La réforme des règles de gouvernance constituait un autre point d'attention pour la CFE-CGC. Nous avons obtenu la généralisation de la présence d'administrateurs salariés avec voix délibérative aux conseils d'administration ou de surveillance des grandes entreprises. S'ils peuvent sembler un peu élevés, les seuils de 5 000 salariés en France et 10 000 salariés dans le monde correspondent aux préconisations du rapport Gallois.

La négociation sur la gestion prévisionnelle de l'emploi et des compétences (GPEC) constitue également une avancée. Jusqu'à présent, la GPEC n'était pas suffisamment opérationnelle et le mécanisme de pénalités imposées aux entreprises ne respectant pas leurs obligations de négociation n'était pas optimal. Le renforcement de la GPEC, notamment sur les orientations du plan de formation, est très important et va permettre de négocier les mobilités internes dans l'entreprise.

La création de la base de données, l'implication renforcée des administrateurs salariés et l'élargissement du champ de la GPEC constituent des bases structurelles pour continuer à négocier sur des éléments plus conjoncturels.

Je pense notamment aux accords de mobilité interne. La mobilité interne est indispensable pour permettre à une entreprise de restructurer son outil de travail. Mais elle doit avoir été préparée par un accord en amont et se faire sans diminution des effectifs. La CFE-CGC a toujours demandé qu'un salarié ne pouvant assumer la mobilité interne puisse faire l'objet d'un licenciement économique et non d'un licenciement simple. Les améliorations apportées au texte lui conviennent.

L'Ani s'est également penché sur les situations dans lesquelles les entreprises rencontrent davantage de difficultés et ont par conséquent recours au chômage partiel. La CFE-CGC appelle à une simplification des mécanismes existants pour que les entreprises disposent d'un outil unique, simple et lisible, et que les salariés soient indemnisés rapidement.

Si les difficultés de l'entreprise persistent, des accords de maintien dans l'emploi, négociés en amont et de façon encadrée, pourront être mis en oeuvre. Nous avons insisté pour la mise en place de retours à bonne fortune, pour qu'existe un parallélisme des formes et pour que les accords soient négociés à une majorité de 50 %.

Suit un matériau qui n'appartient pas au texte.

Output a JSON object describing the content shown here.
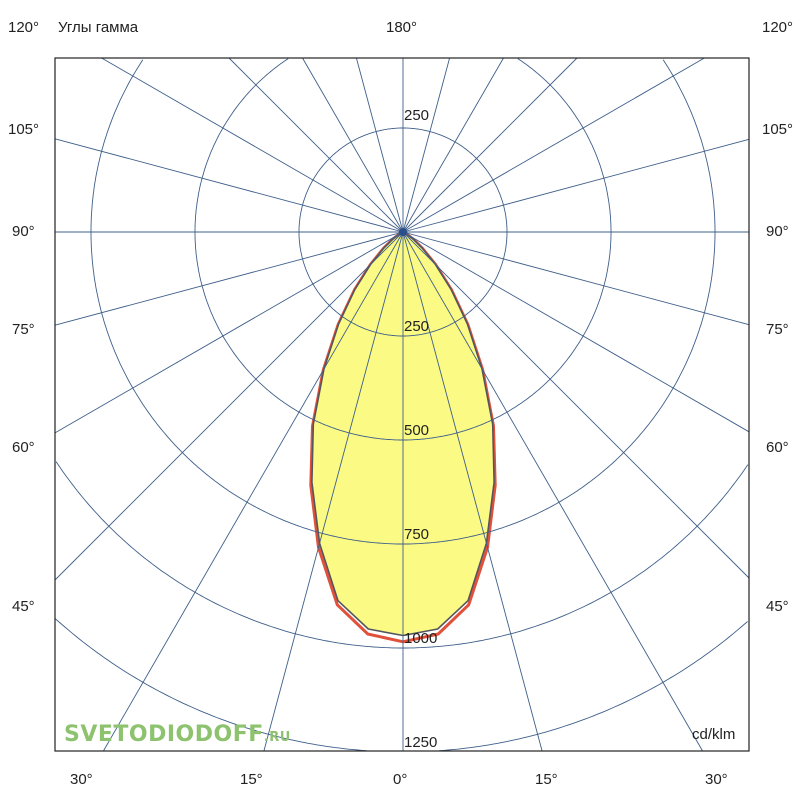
{
  "chart_data": {
    "type": "polar-line",
    "title": "Углы гамма",
    "unit_label": "cd/klm",
    "radial_ticks": [
      250,
      500,
      750,
      1000,
      1250
    ],
    "radial_top_label": "250",
    "angle_step": 15,
    "angle_labels": {
      "top": "180°",
      "left": [
        "120°",
        "105°",
        "90°",
        "75°",
        "60°",
        "45°"
      ],
      "right": [
        "120°",
        "105°",
        "90°",
        "75°",
        "60°",
        "45°"
      ],
      "bottom": [
        "30°",
        "15°",
        "0°",
        "15°",
        "30°"
      ]
    },
    "gamma": [
      0,
      5,
      10,
      15,
      20,
      25,
      30,
      35,
      40,
      45,
      50,
      55,
      60,
      65
    ],
    "series": [
      {
        "values": [
          985,
          970,
          910,
          785,
          648,
          515,
          383,
          272,
          181,
          111,
          61,
          30,
          10,
          0
        ],
        "color": "#e0503a"
      },
      {
        "values": [
          970,
          958,
          900,
          775,
          640,
          510,
          380,
          270,
          180,
          110,
          60,
          30,
          10,
          0
        ],
        "color": "#555560",
        "fill": "#fafa84"
      }
    ],
    "grid": true,
    "grid_color": "#3f5f8a"
  },
  "watermark": {
    "main": "SVETODIODOFF",
    "suffix": ".RU"
  }
}
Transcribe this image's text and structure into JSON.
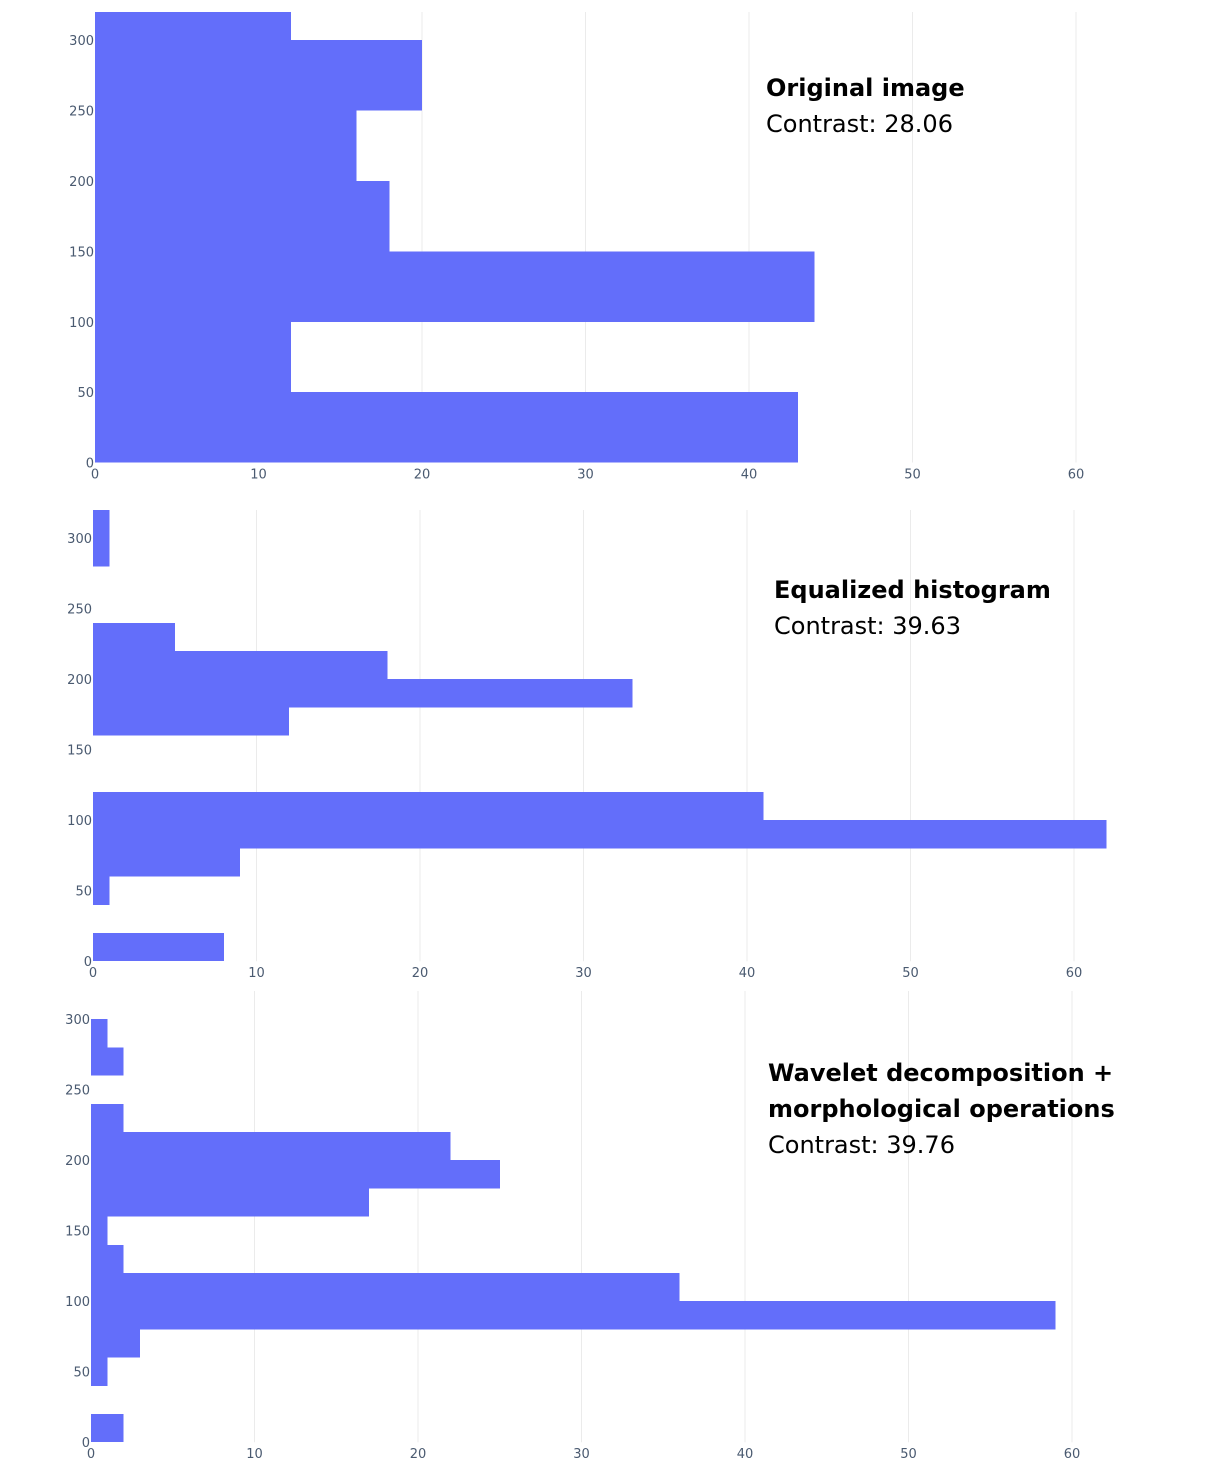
{
  "colors": {
    "bar": "#636efa",
    "grid": "#ebebeb",
    "tick": "#4a5a70",
    "text": "#000000",
    "background": "#ffffff"
  },
  "chart_data": [
    {
      "type": "bar",
      "orientation": "horizontal",
      "title": "",
      "xlabel": "",
      "ylabel": "",
      "xlim": [
        0,
        60
      ],
      "ylim": [
        0,
        320
      ],
      "grid": true,
      "annotation": {
        "title_lines": [
          "Original image"
        ],
        "subtitle": "Contrast: 28.06"
      },
      "bins": [
        {
          "y0": 0,
          "y1": 50,
          "value": 43
        },
        {
          "y0": 50,
          "y1": 100,
          "value": 12
        },
        {
          "y0": 100,
          "y1": 150,
          "value": 44
        },
        {
          "y0": 150,
          "y1": 200,
          "value": 18
        },
        {
          "y0": 200,
          "y1": 250,
          "value": 16
        },
        {
          "y0": 250,
          "y1": 300,
          "value": 20
        },
        {
          "y0": 300,
          "y1": 320,
          "value": 12
        }
      ],
      "x_ticks": [
        0,
        10,
        20,
        30,
        40,
        50,
        60
      ],
      "y_ticks": [
        0,
        50,
        100,
        150,
        200,
        250,
        300
      ]
    },
    {
      "type": "bar",
      "orientation": "horizontal",
      "title": "",
      "xlabel": "",
      "ylabel": "",
      "xlim": [
        0,
        60
      ],
      "ylim": [
        0,
        320
      ],
      "grid": true,
      "annotation": {
        "title_lines": [
          "Equalized histogram"
        ],
        "subtitle": "Contrast: 39.63"
      },
      "bins": [
        {
          "y0": 0,
          "y1": 20,
          "value": 8
        },
        {
          "y0": 20,
          "y1": 40,
          "value": 0
        },
        {
          "y0": 40,
          "y1": 60,
          "value": 1
        },
        {
          "y0": 60,
          "y1": 80,
          "value": 9
        },
        {
          "y0": 80,
          "y1": 100,
          "value": 62
        },
        {
          "y0": 100,
          "y1": 120,
          "value": 41
        },
        {
          "y0": 120,
          "y1": 140,
          "value": 0
        },
        {
          "y0": 140,
          "y1": 160,
          "value": 0
        },
        {
          "y0": 160,
          "y1": 180,
          "value": 12
        },
        {
          "y0": 180,
          "y1": 200,
          "value": 33
        },
        {
          "y0": 200,
          "y1": 220,
          "value": 18
        },
        {
          "y0": 220,
          "y1": 240,
          "value": 5
        },
        {
          "y0": 240,
          "y1": 260,
          "value": 0
        },
        {
          "y0": 260,
          "y1": 280,
          "value": 0
        },
        {
          "y0": 280,
          "y1": 300,
          "value": 1
        },
        {
          "y0": 300,
          "y1": 320,
          "value": 1
        }
      ],
      "x_ticks": [
        0,
        10,
        20,
        30,
        40,
        50,
        60
      ],
      "y_ticks": [
        0,
        50,
        100,
        150,
        200,
        250,
        300
      ]
    },
    {
      "type": "bar",
      "orientation": "horizontal",
      "title": "",
      "xlabel": "",
      "ylabel": "",
      "xlim": [
        0,
        60
      ],
      "ylim": [
        0,
        320
      ],
      "grid": true,
      "annotation": {
        "title_lines": [
          "Wavelet decomposition +",
          "morphological operations"
        ],
        "subtitle": "Contrast: 39.76"
      },
      "bins": [
        {
          "y0": 0,
          "y1": 20,
          "value": 2
        },
        {
          "y0": 20,
          "y1": 40,
          "value": 0
        },
        {
          "y0": 40,
          "y1": 60,
          "value": 1
        },
        {
          "y0": 60,
          "y1": 80,
          "value": 3
        },
        {
          "y0": 80,
          "y1": 100,
          "value": 59
        },
        {
          "y0": 100,
          "y1": 120,
          "value": 36
        },
        {
          "y0": 120,
          "y1": 140,
          "value": 2
        },
        {
          "y0": 140,
          "y1": 160,
          "value": 1
        },
        {
          "y0": 160,
          "y1": 180,
          "value": 17
        },
        {
          "y0": 180,
          "y1": 200,
          "value": 25
        },
        {
          "y0": 200,
          "y1": 220,
          "value": 22
        },
        {
          "y0": 220,
          "y1": 240,
          "value": 2
        },
        {
          "y0": 240,
          "y1": 260,
          "value": 0
        },
        {
          "y0": 260,
          "y1": 280,
          "value": 2
        },
        {
          "y0": 280,
          "y1": 300,
          "value": 1
        },
        {
          "y0": 300,
          "y1": 320,
          "value": 0
        }
      ],
      "x_ticks": [
        0,
        10,
        20,
        30,
        40,
        50,
        60
      ],
      "y_ticks": [
        0,
        50,
        100,
        150,
        200,
        250,
        300
      ]
    }
  ]
}
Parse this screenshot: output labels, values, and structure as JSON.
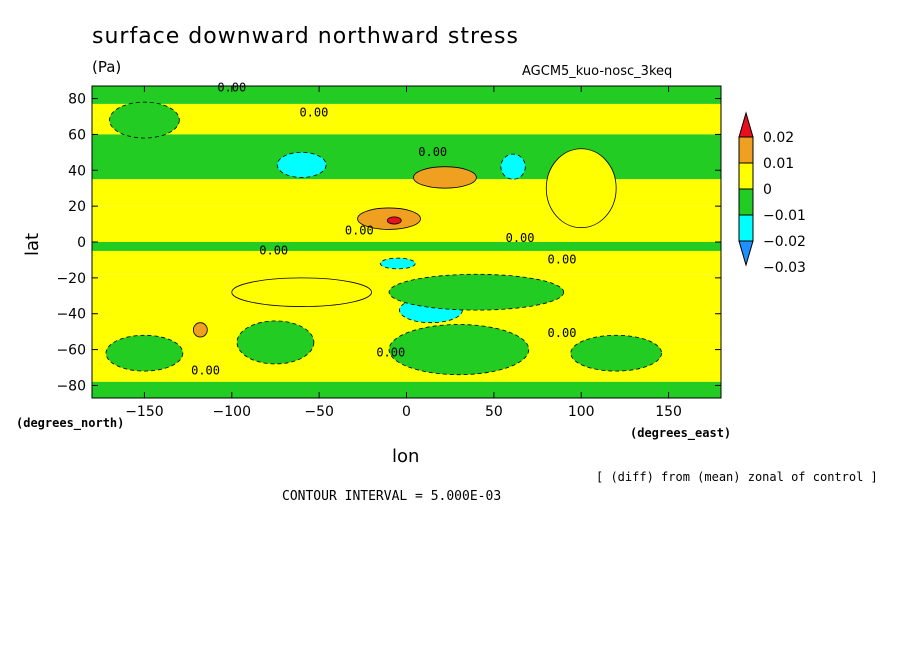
{
  "chart_data": {
    "type": "heatmap",
    "title": "surface downward northward stress",
    "units": "(Pa)",
    "dataset": "AGCM5_kuo-nosc_3keq",
    "xlabel": "lon",
    "ylabel": "lat",
    "x_units_label": "(degrees_north)",
    "y_units_label": "(degrees_east)",
    "note": "[ (diff) from (mean) zonal of control ]",
    "contour_interval_label": "CONTOUR INTERVAL = 5.000E-03",
    "xlim": [
      -180,
      180
    ],
    "ylim": [
      -87,
      87
    ],
    "x_ticks": [
      -150,
      -100,
      -50,
      0,
      50,
      100,
      150
    ],
    "y_ticks": [
      80,
      60,
      40,
      20,
      0,
      -20,
      -40,
      -60,
      -80
    ],
    "x_tick_labels": [
      "−150",
      "−100",
      "−50",
      "0",
      "50",
      "100",
      "150"
    ],
    "y_tick_labels": [
      "80",
      "60",
      "40",
      "20",
      "0",
      "−20",
      "−40",
      "−60",
      "−80"
    ],
    "colorbar": {
      "levels": [
        "0.02",
        "0.01",
        "0",
        "−0.01",
        "−0.02",
        "−0.03"
      ],
      "colors": [
        "#e8101c",
        "#f0a020",
        "#ffff00",
        "#22cc22",
        "#00ffff",
        "#1e90ff"
      ]
    },
    "fill_colors": {
      "positive_high": "#e8101c",
      "positive": "#f0a020",
      "zero_pos": "#ffff00",
      "zero_neg": "#22cc22",
      "negative": "#00ffff",
      "negative_low": "#1e90ff"
    },
    "band_rows": [
      {
        "lat": [
          77,
          87
        ],
        "level": "zero_neg"
      },
      {
        "lat": [
          60,
          77
        ],
        "level": "zero_pos"
      },
      {
        "lat": [
          35,
          60
        ],
        "level": "zero_neg"
      },
      {
        "lat": [
          20,
          35
        ],
        "level": "zero_pos"
      },
      {
        "lat": [
          0,
          20
        ],
        "level": "zero_pos"
      },
      {
        "lat": [
          -5,
          0
        ],
        "level": "zero_neg"
      },
      {
        "lat": [
          -18,
          -5
        ],
        "level": "zero_pos"
      },
      {
        "lat": [
          -55,
          -18
        ],
        "level": "zero_pos"
      },
      {
        "lat": [
          -78,
          -55
        ],
        "level": "zero_pos"
      },
      {
        "lat": [
          -87,
          -78
        ],
        "level": "zero_neg"
      }
    ],
    "features": [
      {
        "lon": -60,
        "lat": 43,
        "rx": 14,
        "ry": 7,
        "level": "negative"
      },
      {
        "lon": 61,
        "lat": 42,
        "rx": 7,
        "ry": 7,
        "level": "negative"
      },
      {
        "lon": 22,
        "lat": 36,
        "rx": 18,
        "ry": 6,
        "level": "positive"
      },
      {
        "lon": -10,
        "lat": 13,
        "rx": 18,
        "ry": 6,
        "level": "positive"
      },
      {
        "lon": -7,
        "lat": 12,
        "rx": 4,
        "ry": 2,
        "level": "positive_high"
      },
      {
        "lon": -5,
        "lat": -12,
        "rx": 10,
        "ry": 3,
        "level": "negative"
      },
      {
        "lon": 14,
        "lat": -38,
        "rx": 18,
        "ry": 7,
        "level": "negative"
      },
      {
        "lon": -118,
        "lat": -49,
        "rx": 4,
        "ry": 4,
        "level": "positive"
      },
      {
        "lon": 100,
        "lat": 30,
        "rx": 20,
        "ry": 22,
        "level": "zero_pos"
      },
      {
        "lon": -150,
        "lat": 68,
        "rx": 20,
        "ry": 10,
        "level": "zero_neg"
      },
      {
        "lon": -75,
        "lat": -56,
        "rx": 22,
        "ry": 12,
        "level": "zero_neg"
      },
      {
        "lon": 30,
        "lat": -60,
        "rx": 40,
        "ry": 14,
        "level": "zero_neg"
      },
      {
        "lon": 120,
        "lat": -62,
        "rx": 26,
        "ry": 10,
        "level": "zero_neg"
      },
      {
        "lon": -150,
        "lat": -62,
        "rx": 22,
        "ry": 10,
        "level": "zero_neg"
      },
      {
        "lon": 40,
        "lat": -28,
        "rx": 50,
        "ry": 10,
        "level": "zero_neg"
      },
      {
        "lon": -60,
        "lat": -28,
        "rx": 40,
        "ry": 8,
        "level": "zero_pos"
      }
    ],
    "contour_labels": [
      {
        "text": "0.00",
        "lon": -100,
        "lat": 86
      },
      {
        "text": "0.00",
        "lon": -53,
        "lat": 72
      },
      {
        "text": "0.00",
        "lon": 15,
        "lat": 50
      },
      {
        "text": "0.00",
        "lon": -27,
        "lat": 6
      },
      {
        "text": "0.00",
        "lon": -76,
        "lat": -5
      },
      {
        "text": "0.00",
        "lon": 65,
        "lat": 2
      },
      {
        "text": "0.00",
        "lon": 89,
        "lat": -10
      },
      {
        "text": "0.00",
        "lon": -115,
        "lat": -72
      },
      {
        "text": "0.00",
        "lon": -9,
        "lat": -62
      },
      {
        "text": "0.00",
        "lon": 89,
        "lat": -51
      }
    ]
  }
}
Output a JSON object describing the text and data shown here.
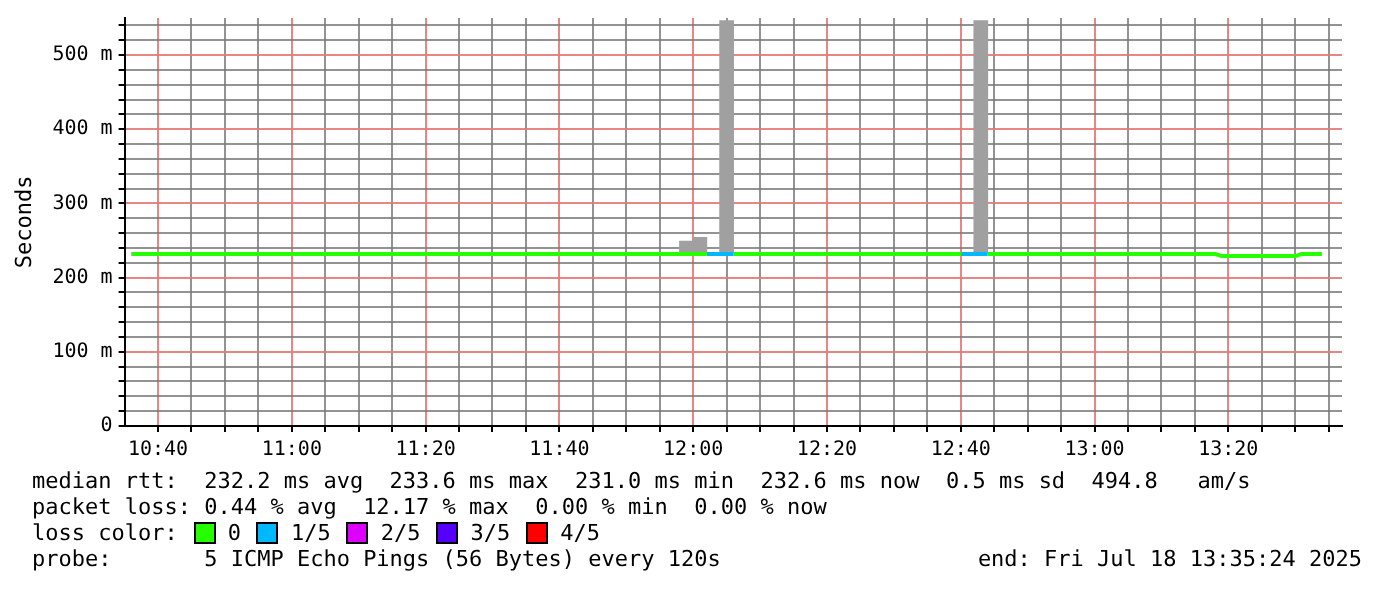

Les points relatifs à la négociation ou à l'homologation des plans de sauvegarde de l'emploi (PSE), au raccourcissement du délai de prescription des infractions au droit du travail ou la diminution des indemnités proposées, s'ils ont pu être difficiles à accepter, n'ont été accordés qu'en contrepartie de sécurités supplémentaires apportées aux salariés.

Dernier point, l'Ani aménage le contentieux prud'homal.

Au final, la CFE-CGC espère que cet accord et sa transposition permettront un renforcement du dialogue social.